3. Seattle Safety Ambassadors Are Responding Faster Than Police.

In 2023, the Seattle Police Department took twelve minutes on average to respond to priority one calls in the city’s University District, which are the most serious calls that the police handle. The wait times got much longer as the severity of the situation decreased. Indeed, for priority two calls, which include “threats of violence, major property damage, and disturbances involving weapons,” the average response time took over an hour. These long wait times led “businesses along [University Avenue] to find themselves grappling with the safety fallout resulting from these staffing challenges.”

Enter the Safety Ambassadors. “Trained in de-escalation [and] working shifts of two people at a time,” University District safety ambassador teams, “provide directions to visitors, aid [the] unsheltered population, and consult with businesses on security issues.” As Aspen Anderson reports for The Daily, the University of Washington student-run newspaper, over the same time period in 2023, the safety ambassador team assigned to the University District provided “an average five-minute response time.” 

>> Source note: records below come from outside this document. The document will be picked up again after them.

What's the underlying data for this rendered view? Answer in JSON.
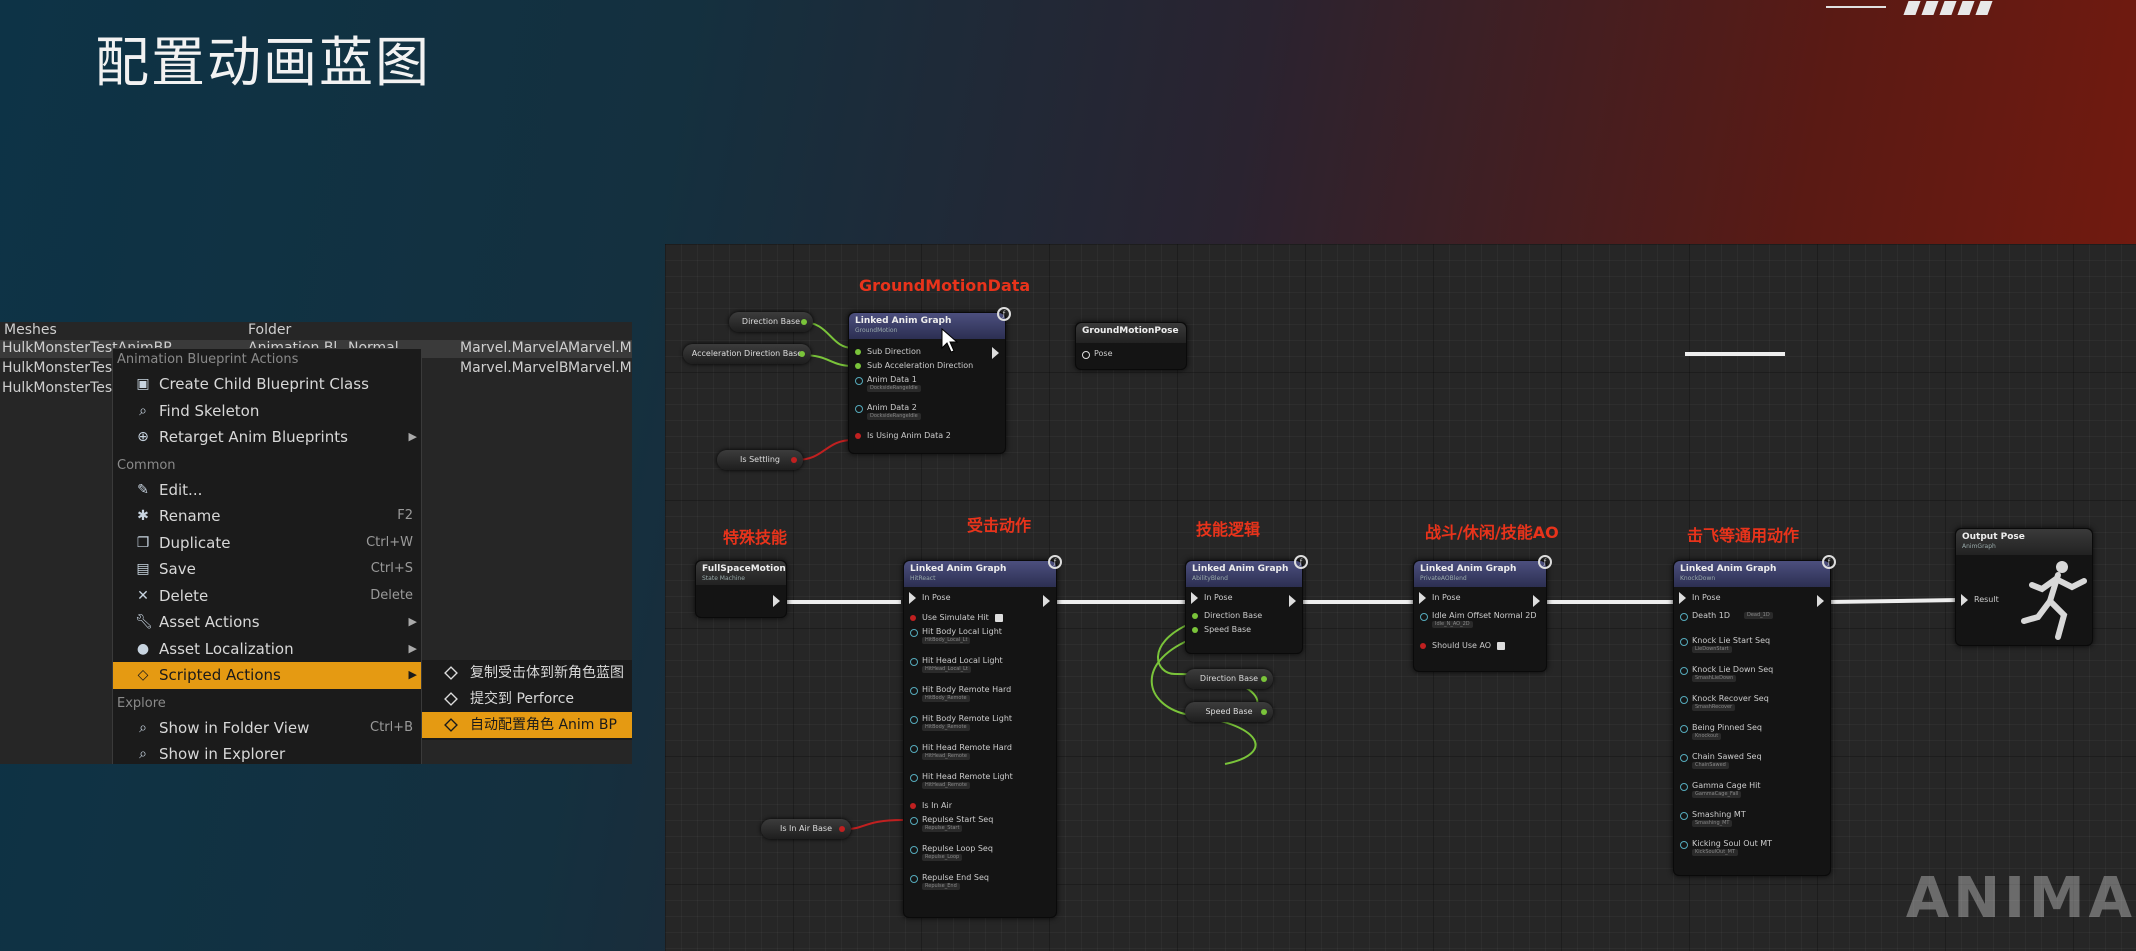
{
  "slide": {
    "title": "配置动画蓝图",
    "watermark": "ANIMA"
  },
  "content_browser": {
    "header_row": {
      "name": "Meshes",
      "type": "Folder"
    },
    "rows": [
      {
        "name": "HulkMonsterTestAnimBP",
        "type": "Animation Bl",
        "mode": "Normal",
        "c1": "Marvel.MarvelA",
        "c2": "Marvel.Ma"
      },
      {
        "name": "HulkMonsterTest",
        "type": "",
        "mode": "",
        "c1": "Marvel.MarvelB",
        "c2": "Marvel.Ma"
      },
      {
        "name": "HulkMonsterTest",
        "type": "",
        "mode": "",
        "c1": "",
        "c2": ""
      }
    ]
  },
  "context_menu": {
    "section_anim": "Animation Blueprint Actions",
    "anim_items": [
      {
        "label": "Create Child Blueprint Class",
        "icon": "blueprint-icon"
      },
      {
        "label": "Find Skeleton",
        "icon": "search-icon"
      },
      {
        "label": "Retarget Anim Blueprints",
        "icon": "retarget-icon",
        "submenu": true
      }
    ],
    "section_common": "Common",
    "common_items": [
      {
        "label": "Edit...",
        "icon": "edit-icon",
        "shortcut": ""
      },
      {
        "label": "Rename",
        "icon": "rename-icon",
        "shortcut": "F2"
      },
      {
        "label": "Duplicate",
        "icon": "duplicate-icon",
        "shortcut": "Ctrl+W"
      },
      {
        "label": "Save",
        "icon": "save-icon",
        "shortcut": "Ctrl+S"
      },
      {
        "label": "Delete",
        "icon": "delete-icon",
        "shortcut": "Delete"
      },
      {
        "label": "Asset Actions",
        "icon": "wrench-icon",
        "submenu": true
      },
      {
        "label": "Asset Localization",
        "icon": "globe-icon",
        "submenu": true
      },
      {
        "label": "Scripted Actions",
        "icon": "diamond-icon",
        "submenu": true,
        "highlighted": true
      }
    ],
    "section_explore": "Explore",
    "explore_items": [
      {
        "label": "Show in Folder View",
        "icon": "search-icon",
        "shortcut": "Ctrl+B"
      },
      {
        "label": "Show in Explorer",
        "icon": "search-icon",
        "shortcut": ""
      }
    ],
    "submenu_items": [
      {
        "label": "复制受击体到新角色蓝图"
      },
      {
        "label": "提交到 Perforce"
      },
      {
        "label": "自动配置角色 Anim BP",
        "highlighted": true
      }
    ]
  },
  "graph": {
    "annotations": {
      "ground": "GroundMotionData",
      "special": "特殊技能",
      "hit": "受击动作",
      "skill": "技能逻辑",
      "combat": "战斗/休闲/技能AO",
      "knock": "击飞等通用动作"
    },
    "vars": {
      "direction": "Direction Base",
      "accel": "Acceleration Direction Base",
      "settling": "Is Settling",
      "air": "Is In Air Base",
      "dir2": "Direction Base",
      "speed2": "Speed Base"
    },
    "ground_node": {
      "title": "Linked Anim Graph",
      "subtitle": "GroundMotion",
      "pins": [
        "Sub Direction",
        "Sub Acceleration Direction",
        "Anim Data 1",
        "Anim Data 2",
        "Is Using Anim Data 2"
      ],
      "pin_values": [
        "",
        "",
        "DocksideRangeIdle",
        "DocksideRangeIdle",
        ""
      ]
    },
    "pose_node": {
      "title": "GroundMotionPose",
      "pin": "Pose"
    },
    "fullspace_node": {
      "title": "FullSpaceMotion",
      "subtitle": "State Machine"
    },
    "hit_node": {
      "title": "Linked Anim Graph",
      "subtitle": "HitReact",
      "in_pose": "In Pose",
      "pins": [
        "Use Simulate Hit",
        "Hit Body Local Light",
        "Hit Head Local Light",
        "Hit Body Remote Hard",
        "Hit Body Remote Light",
        "Hit Head Remote Hard",
        "Hit Head Remote Light",
        "Is In Air",
        "Repulse Start Seq",
        "Repulse Loop Seq",
        "Repulse End Seq"
      ],
      "pin_values": [
        "",
        "HitBody_Local_Lt",
        "HitHead_Local_Lt",
        "HitBody_Remote",
        "HitBody_Remote",
        "HitHead_Remote",
        "HitHead_Remote",
        "",
        "Repulse_Start",
        "Repulse_Loop",
        "Repulse_End"
      ]
    },
    "skill_node": {
      "title": "Linked Anim Graph",
      "subtitle": "AbilityBlend",
      "in_pose": "In Pose",
      "pins": [
        "Direction Base",
        "Speed Base"
      ]
    },
    "combat_node": {
      "title": "Linked Anim Graph",
      "subtitle": "PrivateAOBlend",
      "in_pose": "In Pose",
      "pins": [
        "Idle Aim Offset Normal 2D",
        "Should Use AO"
      ],
      "pin_values": [
        "Idle_N_AO_2D",
        ""
      ]
    },
    "knock_node": {
      "title": "Linked Anim Graph",
      "subtitle": "KnockDown",
      "in_pose": "In Pose",
      "pins": [
        "Death 1D",
        "Knock Lie Start Seq",
        "Knock Lie Down Seq",
        "Knock Recover Seq",
        "Being Pinned Seq",
        "Chain Sawed Seq",
        "Gamma Cage Hit",
        "Smashing MT",
        "Kicking Soul Out MT"
      ],
      "pin_values": [
        "Dead_1D",
        "LieDownStart",
        "SmashLieDown",
        "SmashRecover",
        "Knockout",
        "ChainSawed",
        "GammaCage_Fall",
        "Smashing_MT",
        "KickSoulOut_MT"
      ]
    },
    "output_node": {
      "title": "Output Pose",
      "subtitle": "AnimGraph",
      "pin": "Result"
    }
  }
}
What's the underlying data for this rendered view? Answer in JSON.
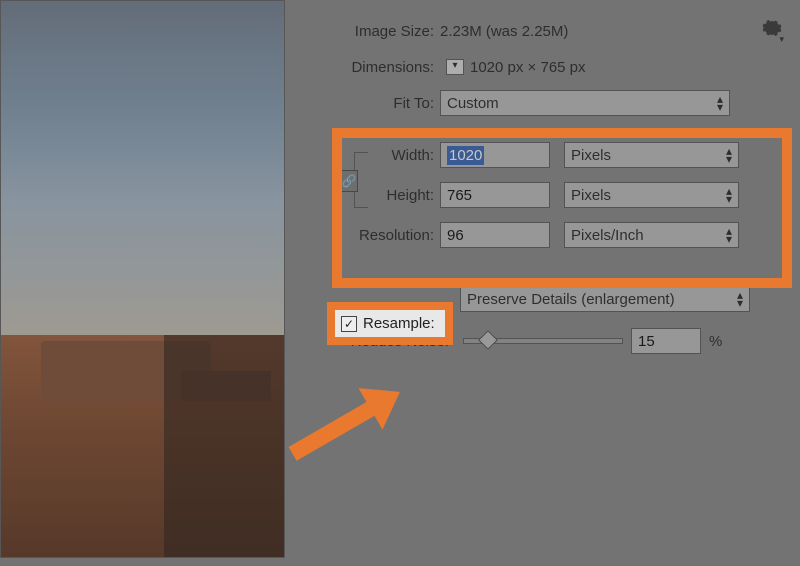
{
  "header": {
    "image_size_label": "Image Size:",
    "image_size_value": "2.23M (was 2.25M)",
    "dimensions_label": "Dimensions:",
    "dimensions_value": "1020 px  ×  765 px",
    "fit_to_label": "Fit To:",
    "fit_to_value": "Custom"
  },
  "size": {
    "width_label": "Width:",
    "width_value": "1020",
    "width_unit": "Pixels",
    "height_label": "Height:",
    "height_value": "765",
    "height_unit": "Pixels",
    "resolution_label": "Resolution:",
    "resolution_value": "96",
    "resolution_unit": "Pixels/Inch"
  },
  "resample": {
    "label": "Resample:",
    "checked": true,
    "method": "Preserve Details (enlargement)"
  },
  "noise": {
    "label": "Reduce Noise:",
    "value": "15",
    "percent": 15,
    "suffix": "%"
  },
  "icons": {
    "gear": "✱",
    "dropdown": "▾",
    "updown": "⇕",
    "check": "✓",
    "link": "⦀"
  },
  "colors": {
    "highlight": "#E8792E"
  }
}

In one recent incident, a safety ambassador responded to a knife threat to a cashier at the local Goodwill in less than five minutes. That response time is in stark contrast to what businesses expect from police response times: “We don’t call [the Seattle Police Department] because they won’t come,” a security guard at H-Mart told The Daily.  

This is an example of how the safety ambassadors not only free-up the police to respond to the most serious priority one calls, but also provide a response to calls that the police department—spread too thin by an expectation that officers should respond to a myriad of different calls for service—simply does not have capacity to handle.